Rupert Murdoch “looked at aggressively breaking business news,” he said. “If the Fox Business Network takes off, CNBC may die a natural death. There is a lot of good news out there and the pace has ramped up.”
He noted that, rather than receiving mail, he gets around 600 e-mails a day, including a lot of material and story pitches via BlackBerry. Those that interest him get forwarded to his home account and he looks at them when he has the time, unless he responds immediately to those that are either particularly interesting or time-sensitive. When he is interested, responses may include, “Can you send me more? Tell me more?” and “Can I send a crew tomorrow?”

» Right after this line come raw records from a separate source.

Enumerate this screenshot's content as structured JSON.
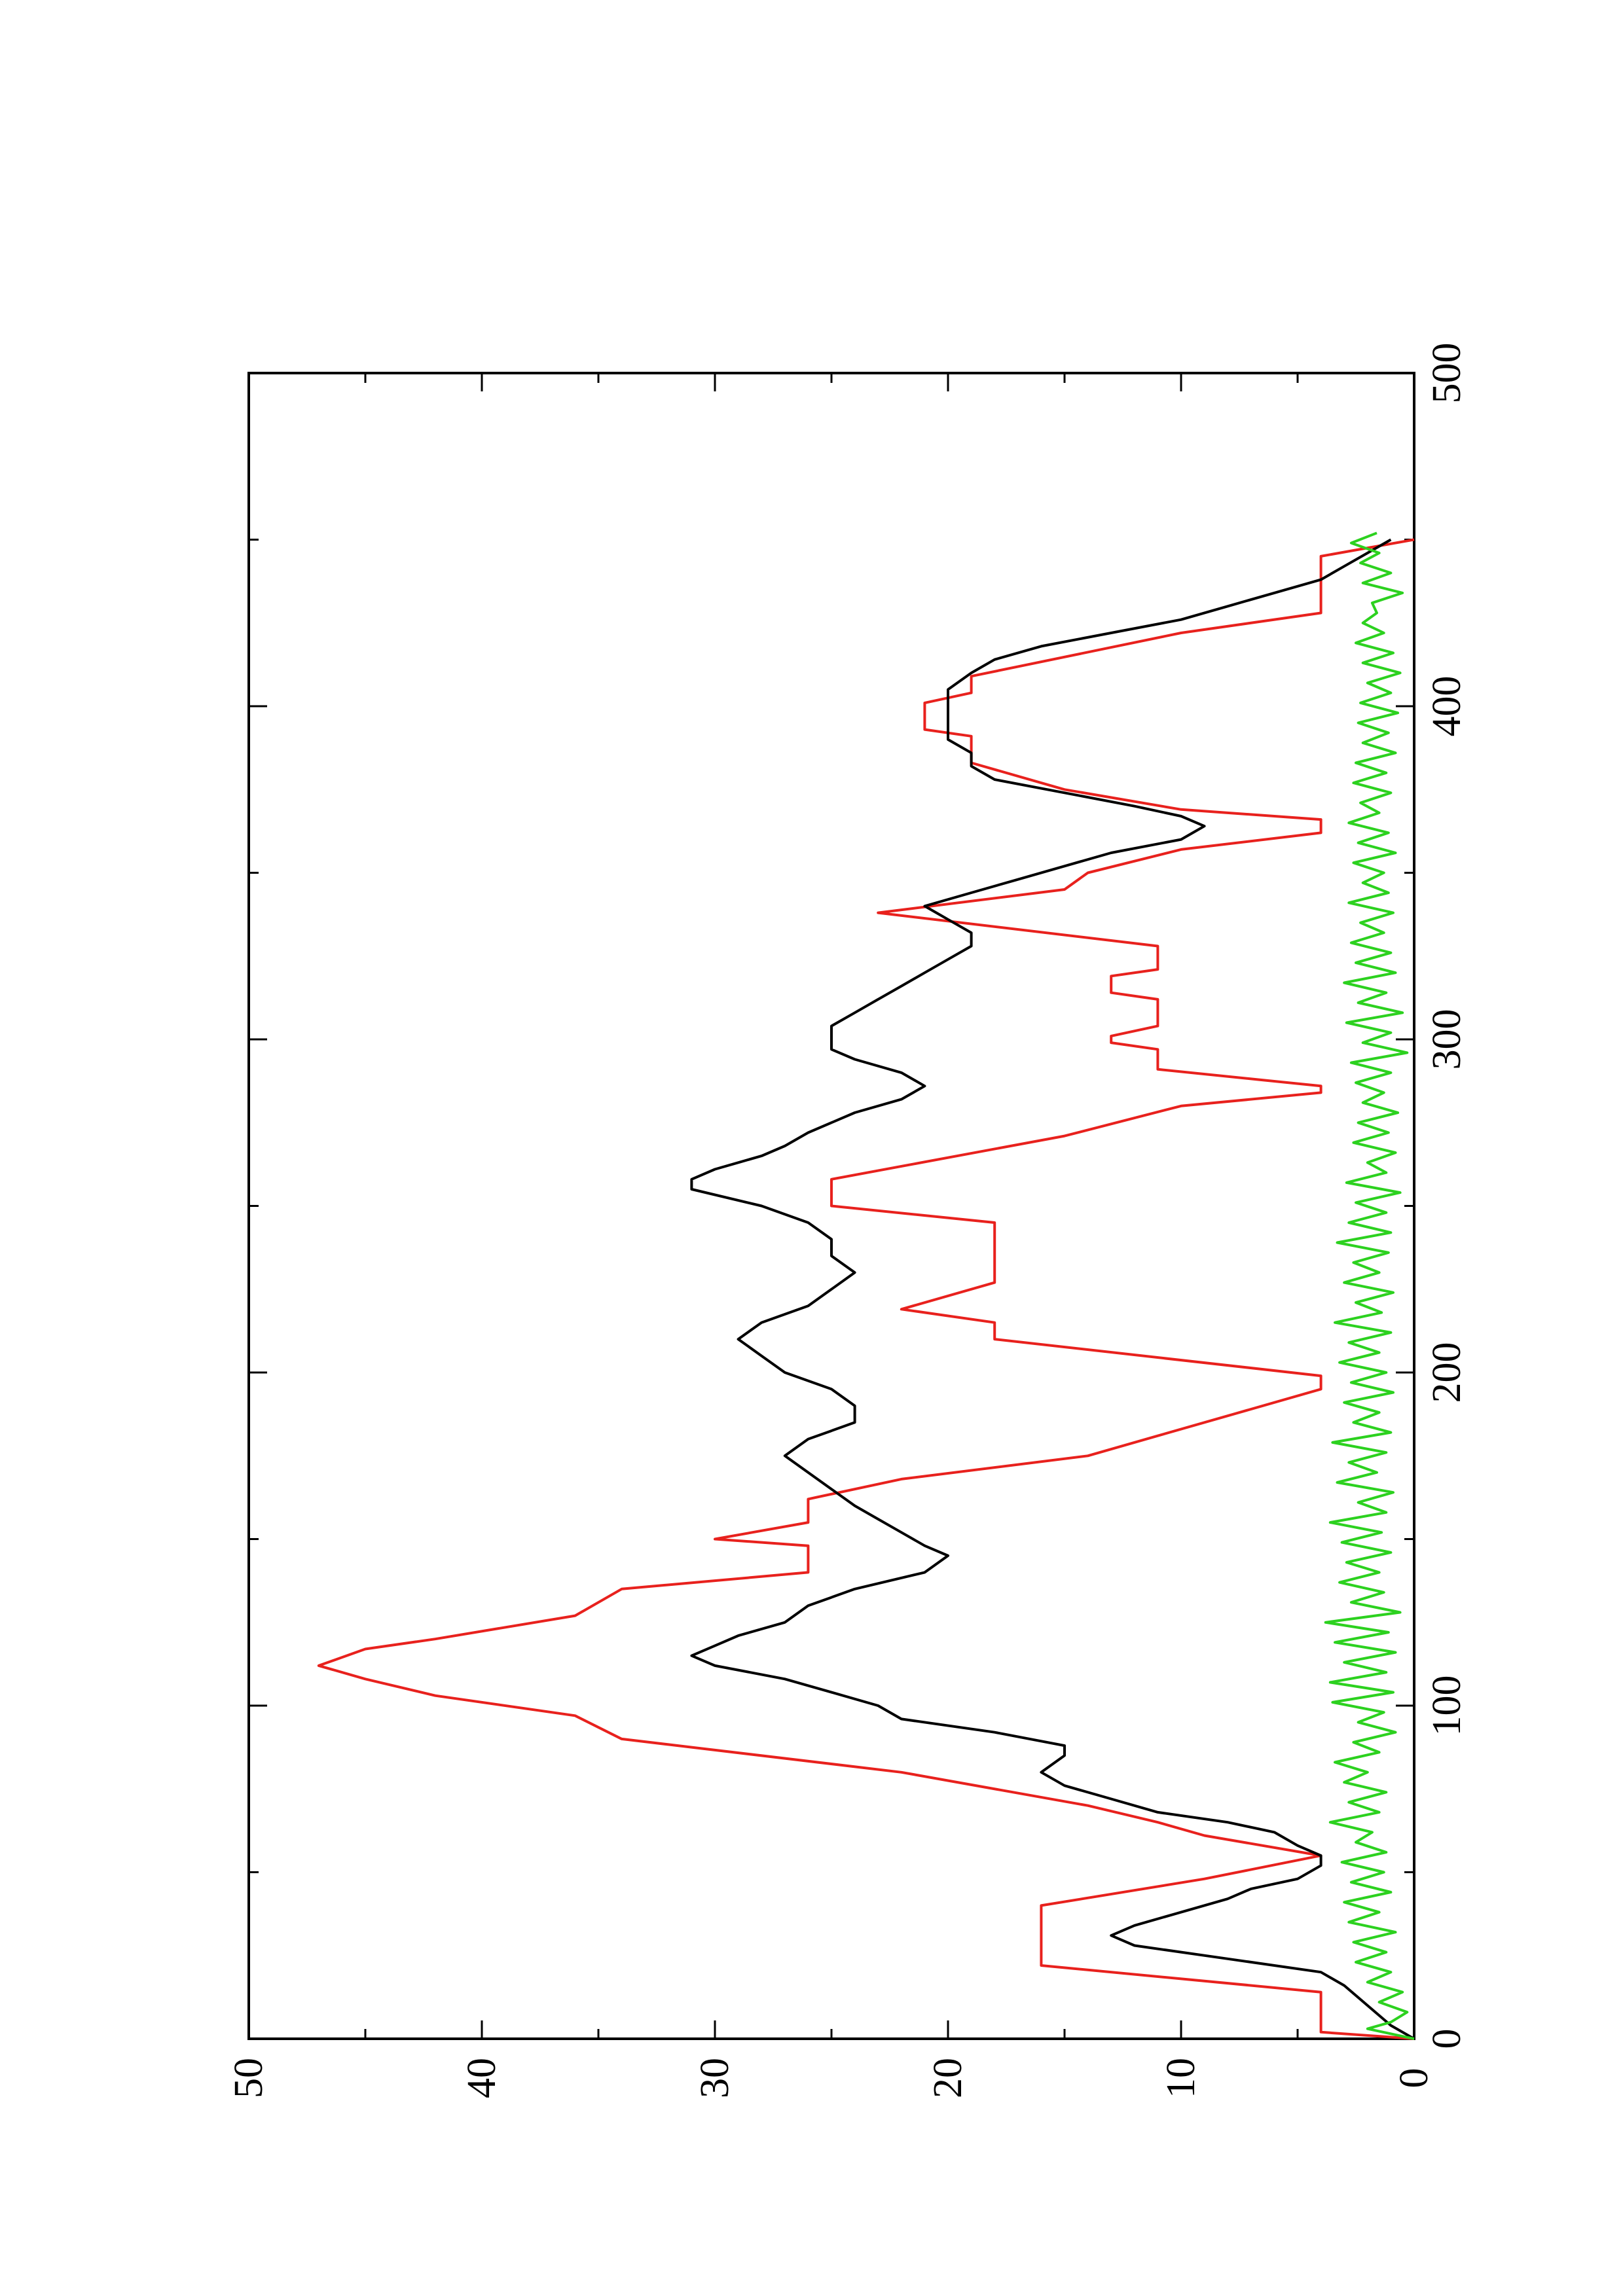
{
  "chart_data": {
    "type": "line",
    "orientation": "rotated-90-ccw",
    "title": "",
    "xlabel": "",
    "ylabel": "",
    "xlim": [
      0,
      500
    ],
    "ylim": [
      0,
      50
    ],
    "x_ticks": [
      0,
      100,
      200,
      300,
      400,
      500
    ],
    "y_ticks": [
      0,
      10,
      20,
      30,
      40,
      50
    ],
    "x_tick_labels": [
      "0",
      "100",
      "200",
      "300",
      "400",
      "500"
    ],
    "y_tick_labels": [
      "0",
      "10",
      "20",
      "30",
      "40",
      "50"
    ],
    "x_minor_step": 50,
    "y_minor_step": 5,
    "grid": false,
    "legend": "none",
    "series": [
      {
        "color": "#e8211d",
        "style": "step",
        "points": [
          [
            0,
            0
          ],
          [
            2,
            4
          ],
          [
            14,
            4
          ],
          [
            22,
            16
          ],
          [
            40,
            16
          ],
          [
            48,
            9
          ],
          [
            55,
            4
          ],
          [
            61,
            9
          ],
          [
            65,
            11
          ],
          [
            70,
            14
          ],
          [
            80,
            22
          ],
          [
            90,
            34
          ],
          [
            97,
            36
          ],
          [
            103,
            42
          ],
          [
            108,
            45
          ],
          [
            112,
            47
          ],
          [
            117,
            45
          ],
          [
            120,
            42
          ],
          [
            127,
            36
          ],
          [
            135,
            34
          ],
          [
            140,
            26
          ],
          [
            148,
            26
          ],
          [
            150,
            30
          ],
          [
            155,
            26
          ],
          [
            162,
            26
          ],
          [
            168,
            22
          ],
          [
            175,
            14
          ],
          [
            181,
            11
          ],
          [
            187,
            8
          ],
          [
            195,
            4
          ],
          [
            199,
            4
          ],
          [
            210,
            18
          ],
          [
            215,
            18
          ],
          [
            219,
            22
          ],
          [
            227,
            18
          ],
          [
            245,
            18
          ],
          [
            250,
            25
          ],
          [
            258,
            25
          ],
          [
            271,
            15
          ],
          [
            280,
            10
          ],
          [
            284,
            4
          ],
          [
            286,
            4
          ],
          [
            291,
            11
          ],
          [
            297,
            11
          ],
          [
            299,
            13
          ],
          [
            301,
            13
          ],
          [
            304,
            11
          ],
          [
            312,
            11
          ],
          [
            314,
            13
          ],
          [
            319,
            13
          ],
          [
            321,
            11
          ],
          [
            328,
            11
          ],
          [
            338,
            23
          ],
          [
            345,
            15
          ],
          [
            350,
            14
          ],
          [
            357,
            10
          ],
          [
            362,
            4
          ],
          [
            366,
            4
          ],
          [
            369,
            10
          ],
          [
            375,
            15
          ],
          [
            383,
            19
          ],
          [
            391,
            19
          ],
          [
            393,
            21
          ],
          [
            397,
            21
          ],
          [
            401,
            21
          ],
          [
            404,
            19
          ],
          [
            409,
            19
          ],
          [
            422,
            10
          ],
          [
            428,
            4
          ],
          [
            445,
            4
          ],
          [
            450,
            0
          ]
        ]
      },
      {
        "color": "#000000",
        "style": "line",
        "points": [
          [
            0,
            0
          ],
          [
            4,
            1
          ],
          [
            10,
            2
          ],
          [
            16,
            3
          ],
          [
            20,
            4
          ],
          [
            24,
            8
          ],
          [
            28,
            12
          ],
          [
            31,
            13
          ],
          [
            34,
            12
          ],
          [
            38,
            10
          ],
          [
            42,
            8
          ],
          [
            45,
            7
          ],
          [
            48,
            5
          ],
          [
            52,
            4
          ],
          [
            55,
            4
          ],
          [
            58,
            5
          ],
          [
            62,
            6
          ],
          [
            65,
            8
          ],
          [
            68,
            11
          ],
          [
            72,
            13
          ],
          [
            76,
            15
          ],
          [
            80,
            16
          ],
          [
            85,
            15
          ],
          [
            88,
            15
          ],
          [
            92,
            18
          ],
          [
            96,
            22
          ],
          [
            100,
            23
          ],
          [
            104,
            25
          ],
          [
            108,
            27
          ],
          [
            112,
            30
          ],
          [
            115,
            31
          ],
          [
            118,
            30
          ],
          [
            121,
            29
          ],
          [
            125,
            27
          ],
          [
            130,
            26
          ],
          [
            135,
            24
          ],
          [
            140,
            21
          ],
          [
            145,
            20
          ],
          [
            148,
            21
          ],
          [
            152,
            22
          ],
          [
            156,
            23
          ],
          [
            160,
            24
          ],
          [
            165,
            25
          ],
          [
            170,
            26
          ],
          [
            175,
            27
          ],
          [
            180,
            26
          ],
          [
            185,
            24
          ],
          [
            190,
            24
          ],
          [
            195,
            25
          ],
          [
            200,
            27
          ],
          [
            205,
            28
          ],
          [
            210,
            29
          ],
          [
            215,
            28
          ],
          [
            220,
            26
          ],
          [
            225,
            25
          ],
          [
            230,
            24
          ],
          [
            235,
            25
          ],
          [
            240,
            25
          ],
          [
            245,
            26
          ],
          [
            250,
            28
          ],
          [
            255,
            31
          ],
          [
            258,
            31
          ],
          [
            261,
            30
          ],
          [
            265,
            28
          ],
          [
            268,
            27
          ],
          [
            272,
            26
          ],
          [
            278,
            24
          ],
          [
            282,
            22
          ],
          [
            286,
            21
          ],
          [
            290,
            22
          ],
          [
            294,
            24
          ],
          [
            297,
            25
          ],
          [
            300,
            25
          ],
          [
            304,
            25
          ],
          [
            308,
            24
          ],
          [
            312,
            23
          ],
          [
            316,
            22
          ],
          [
            320,
            21
          ],
          [
            324,
            20
          ],
          [
            328,
            19
          ],
          [
            332,
            19
          ],
          [
            336,
            20
          ],
          [
            340,
            21
          ],
          [
            344,
            19
          ],
          [
            348,
            17
          ],
          [
            352,
            15
          ],
          [
            356,
            13
          ],
          [
            360,
            10
          ],
          [
            364,
            9
          ],
          [
            367,
            10
          ],
          [
            370,
            12
          ],
          [
            374,
            15
          ],
          [
            378,
            18
          ],
          [
            382,
            19
          ],
          [
            386,
            19
          ],
          [
            390,
            20
          ],
          [
            395,
            20
          ],
          [
            400,
            20
          ],
          [
            405,
            20
          ],
          [
            410,
            19
          ],
          [
            414,
            18
          ],
          [
            418,
            16
          ],
          [
            422,
            13
          ],
          [
            426,
            10
          ],
          [
            430,
            8
          ],
          [
            434,
            6
          ],
          [
            438,
            4
          ],
          [
            442,
            3
          ],
          [
            446,
            2
          ],
          [
            450,
            1
          ]
        ]
      },
      {
        "color": "#2cd11f",
        "style": "line",
        "points": [
          [
            0,
            0
          ],
          [
            3,
            2
          ],
          [
            5,
            1
          ],
          [
            8,
            0.3
          ],
          [
            11,
            1.5
          ],
          [
            14,
            0.5
          ],
          [
            17,
            2
          ],
          [
            20,
            1
          ],
          [
            23,
            2.5
          ],
          [
            26,
            1.2
          ],
          [
            29,
            2.6
          ],
          [
            32,
            0.8
          ],
          [
            35,
            2.8
          ],
          [
            38,
            1.5
          ],
          [
            41,
            3
          ],
          [
            44,
            1
          ],
          [
            47,
            2.7
          ],
          [
            50,
            1.3
          ],
          [
            53,
            3.1
          ],
          [
            56,
            1.2
          ],
          [
            59,
            2.5
          ],
          [
            62,
            1.8
          ],
          [
            65,
            3.6
          ],
          [
            68,
            1.5
          ],
          [
            71,
            2.8
          ],
          [
            74,
            1.2
          ],
          [
            77,
            3
          ],
          [
            80,
            2
          ],
          [
            83,
            3.4
          ],
          [
            86,
            1.5
          ],
          [
            89,
            2.6
          ],
          [
            92,
            0.8
          ],
          [
            95,
            2.4
          ],
          [
            98,
            1.3
          ],
          [
            101,
            3.5
          ],
          [
            104,
            0.9
          ],
          [
            107,
            3.6
          ],
          [
            110,
            1.2
          ],
          [
            113,
            3
          ],
          [
            116,
            0.8
          ],
          [
            119,
            3.4
          ],
          [
            122,
            1.1
          ],
          [
            125,
            3.8
          ],
          [
            128,
            0.6
          ],
          [
            131,
            2.7
          ],
          [
            134,
            1.3
          ],
          [
            137,
            3.2
          ],
          [
            140,
            1.5
          ],
          [
            143,
            2.9
          ],
          [
            146,
            1
          ],
          [
            149,
            3.1
          ],
          [
            152,
            1.4
          ],
          [
            155,
            3.6
          ],
          [
            158,
            1.2
          ],
          [
            161,
            2.4
          ],
          [
            164,
            0.9
          ],
          [
            167,
            3.3
          ],
          [
            170,
            1.6
          ],
          [
            173,
            2.8
          ],
          [
            176,
            1.2
          ],
          [
            179,
            3.5
          ],
          [
            182,
            1
          ],
          [
            185,
            2.6
          ],
          [
            188,
            1.5
          ],
          [
            191,
            3
          ],
          [
            194,
            0.9
          ],
          [
            197,
            2.7
          ],
          [
            200,
            1.2
          ],
          [
            203,
            3.2
          ],
          [
            206,
            1.5
          ],
          [
            209,
            2.8
          ],
          [
            212,
            1
          ],
          [
            215,
            3.4
          ],
          [
            218,
            1.4
          ],
          [
            221,
            2.5
          ],
          [
            224,
            0.9
          ],
          [
            227,
            3
          ],
          [
            230,
            1.5
          ],
          [
            233,
            2.6
          ],
          [
            236,
            1.1
          ],
          [
            239,
            3.3
          ],
          [
            242,
            1
          ],
          [
            245,
            2.8
          ],
          [
            248,
            1.2
          ],
          [
            251,
            2.5
          ],
          [
            254,
            0.6
          ],
          [
            257,
            2.9
          ],
          [
            260,
            1.2
          ],
          [
            263,
            2
          ],
          [
            266,
            0.8
          ],
          [
            269,
            2.6
          ],
          [
            272,
            1.1
          ],
          [
            275,
            2.4
          ],
          [
            278,
            0.7
          ],
          [
            281,
            2.2
          ],
          [
            284,
            1.3
          ],
          [
            287,
            2.5
          ],
          [
            290,
            1
          ],
          [
            293,
            2.7
          ],
          [
            296,
            0.3
          ],
          [
            299,
            2.2
          ],
          [
            302,
            1
          ],
          [
            305,
            2.9
          ],
          [
            308,
            0.5
          ],
          [
            311,
            2.4
          ],
          [
            314,
            1.2
          ],
          [
            317,
            3
          ],
          [
            320,
            0.8
          ],
          [
            323,
            2.5
          ],
          [
            326,
            1
          ],
          [
            329,
            2.7
          ],
          [
            332,
            1.3
          ],
          [
            335,
            2.3
          ],
          [
            338,
            0.9
          ],
          [
            341,
            2.8
          ],
          [
            344,
            1.1
          ],
          [
            347,
            2.2
          ],
          [
            350,
            1.3
          ],
          [
            353,
            2.6
          ],
          [
            356,
            0.8
          ],
          [
            359,
            2.4
          ],
          [
            362,
            1.1
          ],
          [
            365,
            2.8
          ],
          [
            368,
            1.5
          ],
          [
            371,
            2.3
          ],
          [
            374,
            1
          ],
          [
            377,
            2.6
          ],
          [
            380,
            1.2
          ],
          [
            383,
            2.5
          ],
          [
            386,
            0.8
          ],
          [
            389,
            2.2
          ],
          [
            392,
            1.1
          ],
          [
            395,
            2.4
          ],
          [
            398,
            0.7
          ],
          [
            401,
            2.3
          ],
          [
            404,
            1
          ],
          [
            407,
            2
          ],
          [
            410,
            0.6
          ],
          [
            413,
            2.2
          ],
          [
            416,
            0.9
          ],
          [
            419,
            2.5
          ],
          [
            422,
            1.3
          ],
          [
            425,
            2.2
          ],
          [
            428,
            1.6
          ],
          [
            431,
            1.8
          ],
          [
            434,
            0.5
          ],
          [
            437,
            2.2
          ],
          [
            440,
            1
          ],
          [
            443,
            2.3
          ],
          [
            446,
            1.5
          ],
          [
            449,
            2.7
          ],
          [
            452,
            1.6
          ]
        ]
      }
    ]
  }
}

His Chicago team shoots all its video and shows it live 10 times a day. He particularly wants to see two- to three-minute “pops with texture” that make good television and includes people in them.
“I am live most of the day from 9 a.m. to 3 or 4 p.m.,” he explained. “The best way to contact me is e-mail. Even my producers e-mail me to tell me I’m on the air in 5 seconds.”
“I am in charge of seeing real people and making stories come alive, showing how things work,” he added. “Not everyone understands bond markets and butterfly spreads. I hope and want to offer real, solid valuable information.”
There is no longer a need to put stock and financial information in the print newspaper, due to the availability of the Internet and other resources. Despite the competitive pressures to focus on “breaking” stories, this trend is beginning to wane, due to an erosion in mainstream media in being able to vet out when something is erroneous.
Increasingly, “news teams” now consist of only one person reporting and showing a story. As a result, Flock generally is not taken in by stunts and does not take B-roll from outside sources. However, he does enjoy being able to show serious news in an entertaining way. “The grittiness of the real stuff has an allure and genuineness that is hard to match,” he said.